Les modules corrélateurs comportent également un intégrateur. La durée d’intégration doit pouvoir être réglable en
fonction du signal démodulé.
3.3.2 Communications et accès mémoire
Les interfaces liées aux données apparaissent dans le document de spécification des algorithmes. Dans le cas du
signal GPS Coarse Acquisition (C/A), le début de l’intégration doit pouvoir être réglé en fonction du bit de donnée.

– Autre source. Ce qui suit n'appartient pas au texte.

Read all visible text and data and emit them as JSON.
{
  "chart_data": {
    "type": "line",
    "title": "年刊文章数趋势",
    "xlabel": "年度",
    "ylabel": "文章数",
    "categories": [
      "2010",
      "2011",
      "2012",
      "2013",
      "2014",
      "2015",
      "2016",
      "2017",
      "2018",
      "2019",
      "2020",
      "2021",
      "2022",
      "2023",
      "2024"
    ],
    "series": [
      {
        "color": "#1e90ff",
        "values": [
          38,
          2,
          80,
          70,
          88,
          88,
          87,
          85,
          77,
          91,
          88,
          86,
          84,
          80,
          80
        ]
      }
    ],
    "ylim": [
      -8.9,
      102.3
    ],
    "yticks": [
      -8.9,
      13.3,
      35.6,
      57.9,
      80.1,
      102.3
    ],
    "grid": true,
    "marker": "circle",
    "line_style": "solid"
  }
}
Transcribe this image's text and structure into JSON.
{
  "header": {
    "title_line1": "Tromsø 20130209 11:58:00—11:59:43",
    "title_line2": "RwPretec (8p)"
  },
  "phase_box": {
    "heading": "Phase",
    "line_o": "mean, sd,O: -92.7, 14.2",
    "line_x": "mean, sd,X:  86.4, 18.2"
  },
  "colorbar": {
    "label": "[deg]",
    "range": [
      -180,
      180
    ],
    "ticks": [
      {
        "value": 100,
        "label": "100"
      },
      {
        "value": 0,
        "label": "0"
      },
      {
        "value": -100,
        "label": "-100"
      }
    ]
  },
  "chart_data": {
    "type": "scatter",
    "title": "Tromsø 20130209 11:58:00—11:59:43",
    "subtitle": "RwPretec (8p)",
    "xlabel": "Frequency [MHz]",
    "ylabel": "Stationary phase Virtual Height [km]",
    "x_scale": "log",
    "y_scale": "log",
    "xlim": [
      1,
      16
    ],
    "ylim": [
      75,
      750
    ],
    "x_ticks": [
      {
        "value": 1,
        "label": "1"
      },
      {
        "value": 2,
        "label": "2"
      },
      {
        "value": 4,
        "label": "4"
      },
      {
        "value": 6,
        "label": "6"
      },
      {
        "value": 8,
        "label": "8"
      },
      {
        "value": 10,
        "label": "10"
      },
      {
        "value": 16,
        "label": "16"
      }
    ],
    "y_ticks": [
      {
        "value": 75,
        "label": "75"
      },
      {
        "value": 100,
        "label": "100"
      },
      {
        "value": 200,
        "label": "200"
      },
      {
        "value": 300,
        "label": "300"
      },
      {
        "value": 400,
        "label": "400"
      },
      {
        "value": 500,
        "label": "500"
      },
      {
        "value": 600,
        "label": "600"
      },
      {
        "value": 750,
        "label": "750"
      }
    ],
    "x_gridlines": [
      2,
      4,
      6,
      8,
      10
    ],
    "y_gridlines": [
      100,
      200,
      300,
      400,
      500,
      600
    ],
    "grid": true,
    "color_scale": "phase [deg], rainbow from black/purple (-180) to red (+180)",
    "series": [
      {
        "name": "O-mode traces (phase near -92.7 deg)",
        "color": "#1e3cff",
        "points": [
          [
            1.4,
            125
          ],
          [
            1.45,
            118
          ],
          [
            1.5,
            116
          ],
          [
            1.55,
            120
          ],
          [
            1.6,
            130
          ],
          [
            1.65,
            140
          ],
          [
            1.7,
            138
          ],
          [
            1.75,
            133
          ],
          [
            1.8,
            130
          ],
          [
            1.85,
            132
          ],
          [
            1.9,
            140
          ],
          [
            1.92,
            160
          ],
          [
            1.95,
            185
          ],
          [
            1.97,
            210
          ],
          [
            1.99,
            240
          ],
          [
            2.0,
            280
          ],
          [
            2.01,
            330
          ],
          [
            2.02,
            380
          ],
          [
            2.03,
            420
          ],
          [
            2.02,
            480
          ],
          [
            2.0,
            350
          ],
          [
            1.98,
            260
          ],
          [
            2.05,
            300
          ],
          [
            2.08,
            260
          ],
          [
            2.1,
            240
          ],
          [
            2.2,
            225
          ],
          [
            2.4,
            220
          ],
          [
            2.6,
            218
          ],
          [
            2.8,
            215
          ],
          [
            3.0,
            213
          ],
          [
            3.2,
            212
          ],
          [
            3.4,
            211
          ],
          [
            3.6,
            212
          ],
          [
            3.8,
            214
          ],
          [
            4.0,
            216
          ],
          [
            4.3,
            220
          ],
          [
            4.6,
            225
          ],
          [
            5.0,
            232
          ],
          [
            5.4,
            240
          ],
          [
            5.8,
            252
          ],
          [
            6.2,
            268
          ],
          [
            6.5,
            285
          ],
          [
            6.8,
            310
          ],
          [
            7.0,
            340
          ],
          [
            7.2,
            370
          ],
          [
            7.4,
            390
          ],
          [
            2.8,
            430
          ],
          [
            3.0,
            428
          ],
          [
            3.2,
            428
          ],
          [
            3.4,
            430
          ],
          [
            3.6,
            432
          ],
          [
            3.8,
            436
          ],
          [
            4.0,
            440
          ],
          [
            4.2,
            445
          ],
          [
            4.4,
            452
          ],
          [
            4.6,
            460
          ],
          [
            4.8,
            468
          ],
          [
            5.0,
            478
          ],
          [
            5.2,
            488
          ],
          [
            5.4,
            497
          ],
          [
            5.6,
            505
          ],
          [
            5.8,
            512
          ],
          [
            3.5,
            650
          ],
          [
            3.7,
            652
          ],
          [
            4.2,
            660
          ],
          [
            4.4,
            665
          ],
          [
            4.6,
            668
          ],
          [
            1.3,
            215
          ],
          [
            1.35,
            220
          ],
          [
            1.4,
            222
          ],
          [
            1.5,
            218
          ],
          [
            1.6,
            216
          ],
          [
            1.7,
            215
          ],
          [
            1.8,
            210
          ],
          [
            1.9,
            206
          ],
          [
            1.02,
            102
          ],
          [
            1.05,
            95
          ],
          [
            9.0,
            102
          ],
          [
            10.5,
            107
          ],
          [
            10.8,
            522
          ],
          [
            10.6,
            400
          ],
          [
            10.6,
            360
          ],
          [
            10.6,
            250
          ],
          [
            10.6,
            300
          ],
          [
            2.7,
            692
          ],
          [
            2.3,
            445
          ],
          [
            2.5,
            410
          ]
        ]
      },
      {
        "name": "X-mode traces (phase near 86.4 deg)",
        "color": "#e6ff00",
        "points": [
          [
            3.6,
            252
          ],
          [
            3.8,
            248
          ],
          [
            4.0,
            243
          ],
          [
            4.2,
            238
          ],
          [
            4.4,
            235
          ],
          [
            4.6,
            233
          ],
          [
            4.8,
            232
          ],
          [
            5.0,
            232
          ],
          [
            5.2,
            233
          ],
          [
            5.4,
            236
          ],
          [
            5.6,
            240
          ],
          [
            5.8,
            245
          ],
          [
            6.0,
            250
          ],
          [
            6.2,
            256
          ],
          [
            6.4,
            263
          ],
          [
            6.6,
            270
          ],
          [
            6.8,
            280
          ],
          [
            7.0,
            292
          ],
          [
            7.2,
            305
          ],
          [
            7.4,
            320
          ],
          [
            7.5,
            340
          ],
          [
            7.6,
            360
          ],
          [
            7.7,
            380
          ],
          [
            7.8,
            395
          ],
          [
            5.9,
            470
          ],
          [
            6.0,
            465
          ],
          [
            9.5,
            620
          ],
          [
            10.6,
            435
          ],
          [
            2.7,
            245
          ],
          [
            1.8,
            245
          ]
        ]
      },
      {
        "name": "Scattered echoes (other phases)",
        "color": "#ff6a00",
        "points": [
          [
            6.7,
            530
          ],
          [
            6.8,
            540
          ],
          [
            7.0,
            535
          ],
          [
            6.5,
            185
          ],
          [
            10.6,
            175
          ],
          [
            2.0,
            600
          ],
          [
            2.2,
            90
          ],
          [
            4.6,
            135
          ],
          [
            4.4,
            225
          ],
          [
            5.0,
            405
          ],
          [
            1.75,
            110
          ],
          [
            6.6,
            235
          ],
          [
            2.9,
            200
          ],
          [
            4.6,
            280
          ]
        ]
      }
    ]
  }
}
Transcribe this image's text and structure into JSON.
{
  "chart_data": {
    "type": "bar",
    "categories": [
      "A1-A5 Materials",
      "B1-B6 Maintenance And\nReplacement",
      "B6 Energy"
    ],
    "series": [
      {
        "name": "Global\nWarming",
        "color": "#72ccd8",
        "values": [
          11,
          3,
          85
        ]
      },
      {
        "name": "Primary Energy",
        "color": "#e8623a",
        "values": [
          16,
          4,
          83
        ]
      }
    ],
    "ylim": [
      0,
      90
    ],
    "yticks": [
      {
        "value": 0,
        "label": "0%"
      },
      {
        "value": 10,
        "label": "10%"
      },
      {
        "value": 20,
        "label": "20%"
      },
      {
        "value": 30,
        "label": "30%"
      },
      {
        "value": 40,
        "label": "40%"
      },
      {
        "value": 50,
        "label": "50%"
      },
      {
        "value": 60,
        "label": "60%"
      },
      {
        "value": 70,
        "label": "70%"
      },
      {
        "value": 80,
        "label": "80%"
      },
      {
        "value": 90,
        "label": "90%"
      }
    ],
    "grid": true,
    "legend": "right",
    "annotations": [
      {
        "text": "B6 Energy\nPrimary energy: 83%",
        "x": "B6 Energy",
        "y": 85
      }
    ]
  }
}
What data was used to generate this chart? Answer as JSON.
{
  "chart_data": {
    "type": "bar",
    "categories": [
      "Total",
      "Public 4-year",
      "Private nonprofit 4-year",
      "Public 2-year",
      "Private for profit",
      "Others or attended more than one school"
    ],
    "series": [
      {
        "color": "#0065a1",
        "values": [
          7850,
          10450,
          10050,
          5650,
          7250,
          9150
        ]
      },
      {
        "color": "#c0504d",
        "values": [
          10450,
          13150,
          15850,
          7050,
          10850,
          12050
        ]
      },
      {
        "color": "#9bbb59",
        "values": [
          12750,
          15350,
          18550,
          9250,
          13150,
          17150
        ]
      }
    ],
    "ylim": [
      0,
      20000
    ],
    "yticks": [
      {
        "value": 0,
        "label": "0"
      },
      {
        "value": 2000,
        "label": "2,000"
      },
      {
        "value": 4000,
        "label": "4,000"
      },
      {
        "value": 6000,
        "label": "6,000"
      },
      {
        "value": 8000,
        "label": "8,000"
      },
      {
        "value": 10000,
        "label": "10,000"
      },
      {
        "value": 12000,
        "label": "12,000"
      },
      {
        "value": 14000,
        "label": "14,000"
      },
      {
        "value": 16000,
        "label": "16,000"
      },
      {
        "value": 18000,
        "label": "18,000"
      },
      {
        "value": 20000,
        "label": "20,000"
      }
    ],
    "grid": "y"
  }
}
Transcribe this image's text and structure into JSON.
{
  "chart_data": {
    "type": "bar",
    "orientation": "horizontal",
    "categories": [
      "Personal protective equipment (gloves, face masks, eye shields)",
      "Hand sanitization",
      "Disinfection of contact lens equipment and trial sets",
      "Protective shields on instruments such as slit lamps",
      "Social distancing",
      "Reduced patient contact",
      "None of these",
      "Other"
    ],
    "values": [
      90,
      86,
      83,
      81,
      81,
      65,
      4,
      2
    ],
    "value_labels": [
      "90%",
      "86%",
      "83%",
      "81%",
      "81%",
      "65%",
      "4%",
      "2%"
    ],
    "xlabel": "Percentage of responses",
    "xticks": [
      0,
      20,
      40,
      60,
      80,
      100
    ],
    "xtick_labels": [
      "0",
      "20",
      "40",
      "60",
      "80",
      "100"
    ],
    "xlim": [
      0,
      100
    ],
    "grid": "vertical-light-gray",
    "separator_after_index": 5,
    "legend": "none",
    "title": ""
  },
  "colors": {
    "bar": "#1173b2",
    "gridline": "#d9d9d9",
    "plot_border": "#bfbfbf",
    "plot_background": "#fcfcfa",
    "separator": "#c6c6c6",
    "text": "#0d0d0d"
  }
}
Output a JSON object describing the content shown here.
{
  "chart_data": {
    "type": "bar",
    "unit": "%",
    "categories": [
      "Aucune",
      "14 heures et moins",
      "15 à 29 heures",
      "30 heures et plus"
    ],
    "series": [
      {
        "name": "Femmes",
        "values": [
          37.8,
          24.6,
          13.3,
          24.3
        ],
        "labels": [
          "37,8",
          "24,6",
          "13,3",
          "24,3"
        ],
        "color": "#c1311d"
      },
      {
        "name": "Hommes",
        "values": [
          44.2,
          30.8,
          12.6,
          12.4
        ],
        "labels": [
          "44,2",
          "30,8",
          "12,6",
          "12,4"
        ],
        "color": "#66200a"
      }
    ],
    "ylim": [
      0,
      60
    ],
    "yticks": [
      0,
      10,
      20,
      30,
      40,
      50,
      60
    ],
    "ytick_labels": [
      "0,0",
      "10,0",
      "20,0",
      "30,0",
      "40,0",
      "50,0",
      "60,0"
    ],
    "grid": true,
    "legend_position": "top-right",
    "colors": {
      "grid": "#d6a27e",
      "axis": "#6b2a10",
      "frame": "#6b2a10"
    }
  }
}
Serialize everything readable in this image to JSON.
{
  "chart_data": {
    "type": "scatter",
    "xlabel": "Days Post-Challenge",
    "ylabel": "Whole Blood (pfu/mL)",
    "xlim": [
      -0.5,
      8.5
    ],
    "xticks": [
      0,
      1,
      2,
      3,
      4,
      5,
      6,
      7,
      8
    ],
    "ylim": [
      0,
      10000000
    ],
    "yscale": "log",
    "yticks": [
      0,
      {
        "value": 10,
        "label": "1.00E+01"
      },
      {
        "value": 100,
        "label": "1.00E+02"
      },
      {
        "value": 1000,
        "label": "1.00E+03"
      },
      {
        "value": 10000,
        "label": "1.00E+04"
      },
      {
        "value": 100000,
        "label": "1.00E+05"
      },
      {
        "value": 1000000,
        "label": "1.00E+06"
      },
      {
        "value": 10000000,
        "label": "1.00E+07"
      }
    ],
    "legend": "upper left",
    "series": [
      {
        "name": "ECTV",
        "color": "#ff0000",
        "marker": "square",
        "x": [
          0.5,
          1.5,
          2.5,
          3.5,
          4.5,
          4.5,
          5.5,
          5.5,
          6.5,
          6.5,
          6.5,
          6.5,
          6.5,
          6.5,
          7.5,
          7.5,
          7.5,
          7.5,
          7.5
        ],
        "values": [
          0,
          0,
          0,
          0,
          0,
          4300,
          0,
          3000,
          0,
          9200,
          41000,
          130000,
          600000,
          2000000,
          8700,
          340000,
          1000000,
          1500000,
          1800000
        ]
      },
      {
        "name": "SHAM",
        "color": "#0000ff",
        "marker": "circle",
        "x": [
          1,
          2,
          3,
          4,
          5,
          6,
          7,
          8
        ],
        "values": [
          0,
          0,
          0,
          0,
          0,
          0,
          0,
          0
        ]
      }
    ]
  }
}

Ces modules doivent donc avoir une interface de communication vers un module de supervision pouvant spécifier le
type de signal poursuivi.
Les corrélateurs doivent également générer les répliques du code local. Les services des nouvelles constellations ne
permettent pas de créer le code d’étalement à partir d’une fonction logique [5]. L’ensemble des codes doit donc
être stocké dans une mémoire locale à la plateforme. Le volume de données et la reconfigurabilité des corrélateurs en
fonction du service à poursuivre entraine le fait que l’ensemble des codes doit être stocké dans une mémoire accessible
par tous les corrélateurs. Mais la lecture chip par chip par les corrélateurs des codes stockés en mémoire n’est pas
envisageable pour plusieurs raisons. La fréquence des données et le nombres de corrélateurs entraine une charge trop
importante sur le bus de communication et sur l’accès à la mémoire. Afin de réduire le nombre d’accès à la mémoire et
la place des codes dans cette mémoire, les chips seront stockés sous formes de mots, chaque mot contenant plusieurs
chips. Les mots devront être alignés sur la taille du bus mémoire afin de réduire les contrôles et les temps d’accès.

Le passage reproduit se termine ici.